Drzwi do łazienki otworzył szeroko i skinął na Tessę, aby również się tam znalazła. Usiadł na rogu wanny i odłożył frak obok siebie, a później zaczął pozbywać się kamizelki.
— Mam teorię dotyczącą opętań. Wpadłam na nią, myśląc o wierszu i po wczorajszym incydencie na Battersea Bridge.
— Mów. — zachęcił ją i zajął się rozwiązywaniem muszki.
— To kruki. Pilnowały tamtej kobiety i atakowały mnie. Myślę, że to w ich oczy wystarczy spojrzeć, aby zostać opętanym. W końcu z tekstu wynika, że te ptaki są mu posłuszne i nie bez powodu uczestniczą w tych ofiarach. — starała się nie patrzeć na jego palce, kiedy po kolei odpinał guziki białej koszuli. Chociaż ciężko było nazwać ją białą przez krew.
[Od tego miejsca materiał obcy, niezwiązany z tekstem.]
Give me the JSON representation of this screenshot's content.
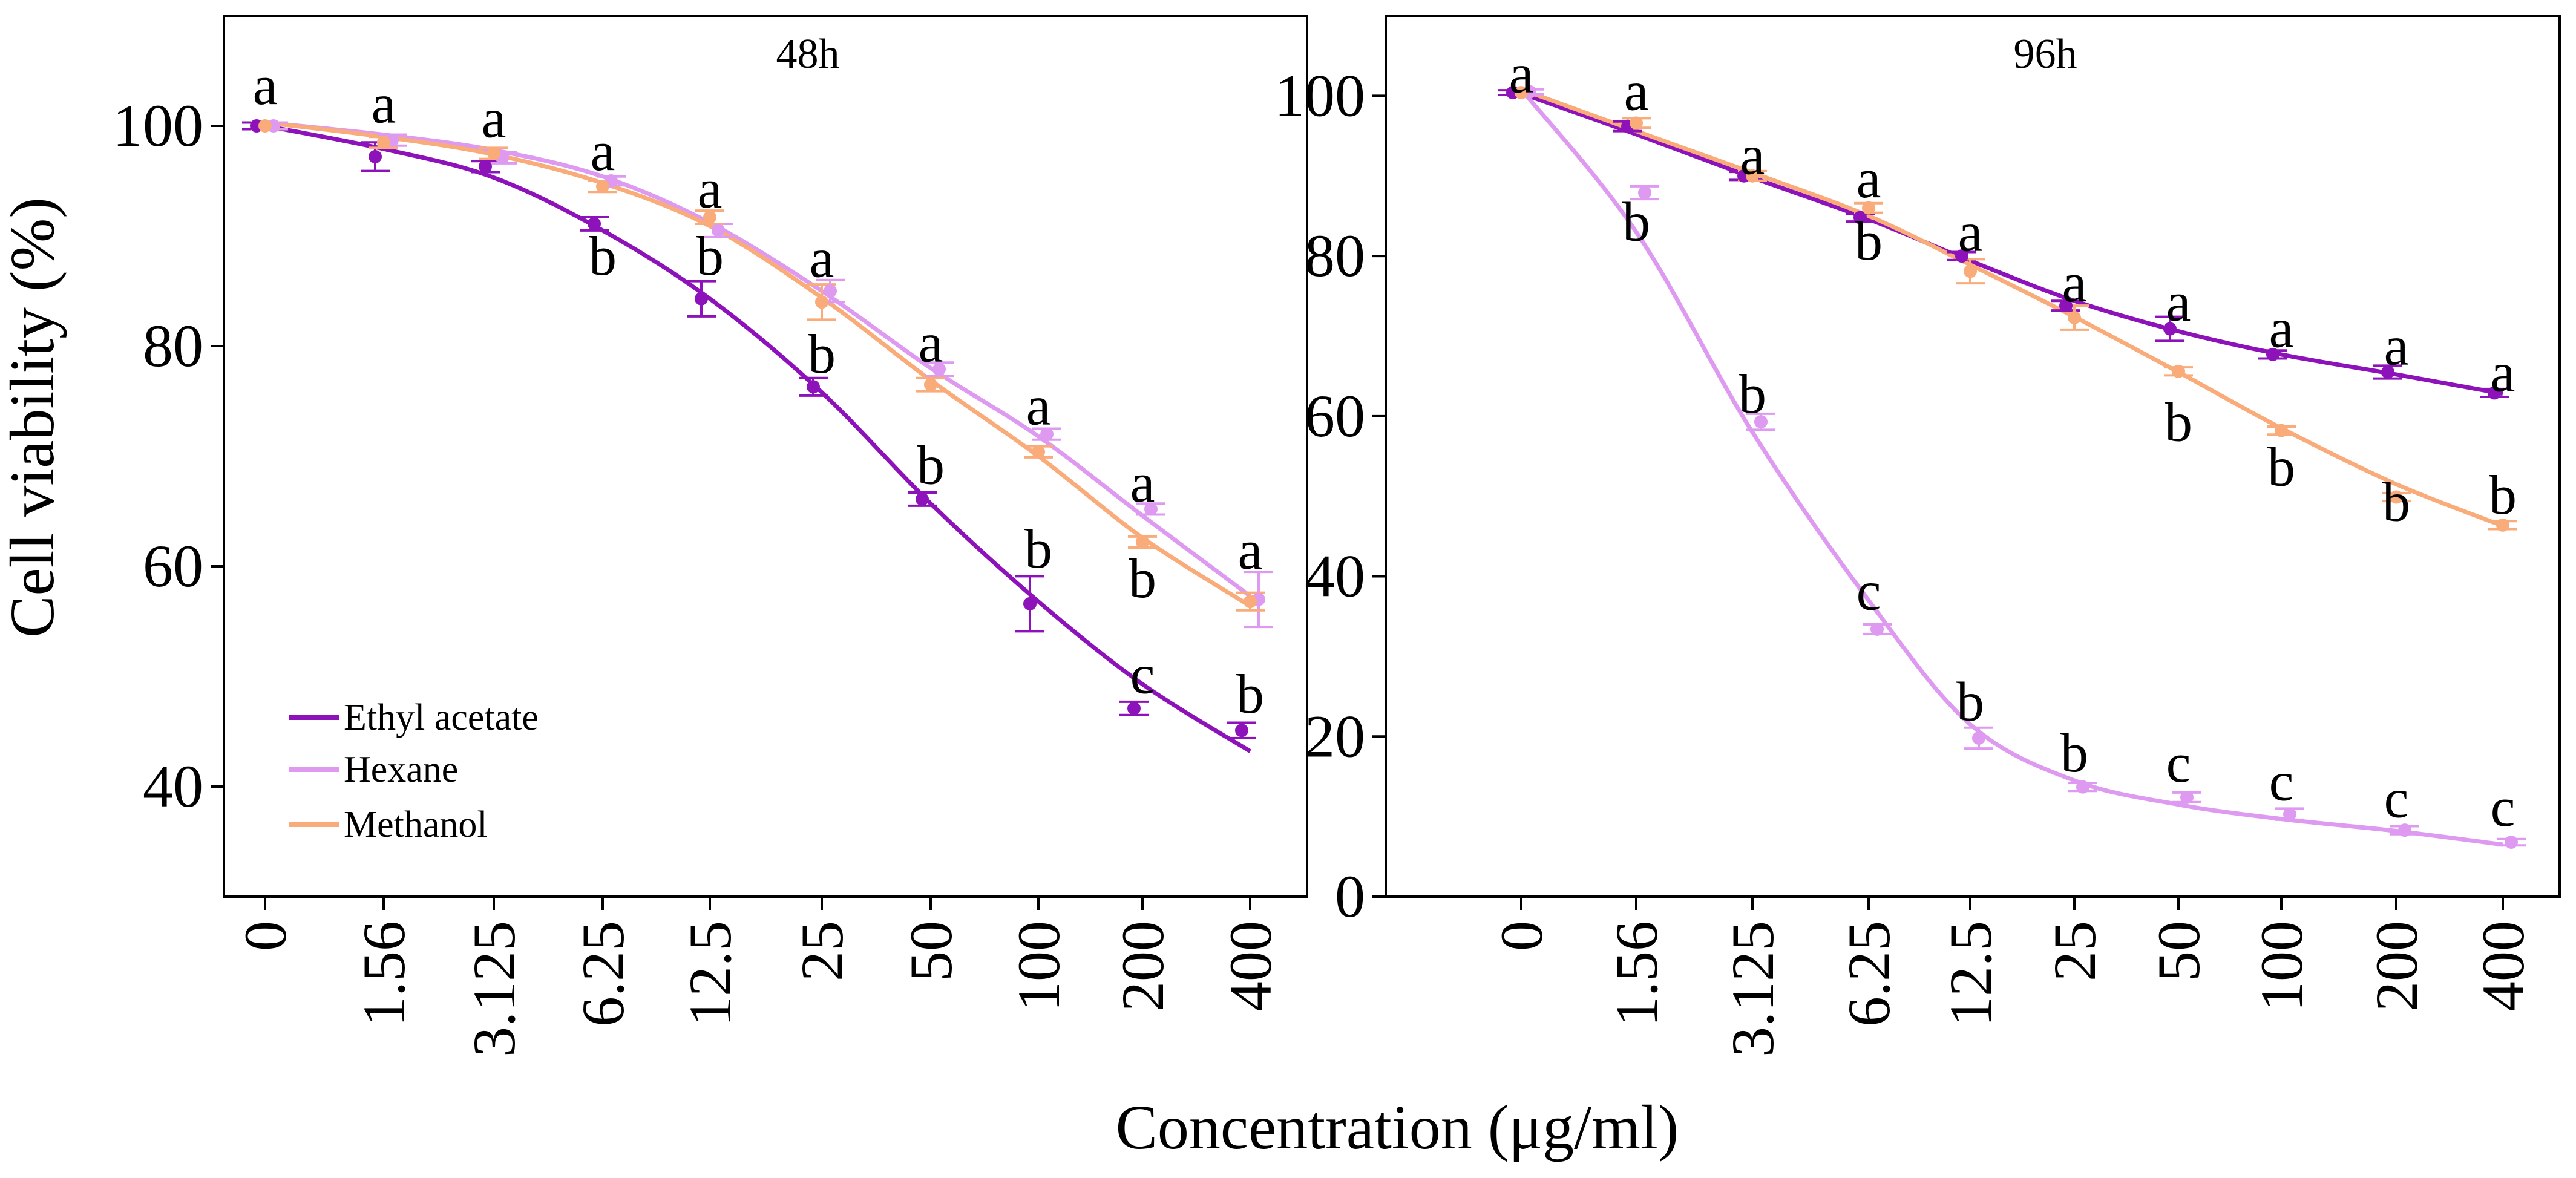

— Też o tym myślałem i na ten moment to najbardziej prawdopodobne. — zgodził się i podał jej gąbkę, którą zmoczyła w umywalce.
Wstał i odwrócił się do niej plecami.
— Słodki Jezu... — mruknęła pod nosem i zajęła się oczyszczaniem ran ze zeschniętej krwi.
Rzeczywiście blizny tworzyły wręcz mapę na jego skórze, ale i tak bolał ją ten widok.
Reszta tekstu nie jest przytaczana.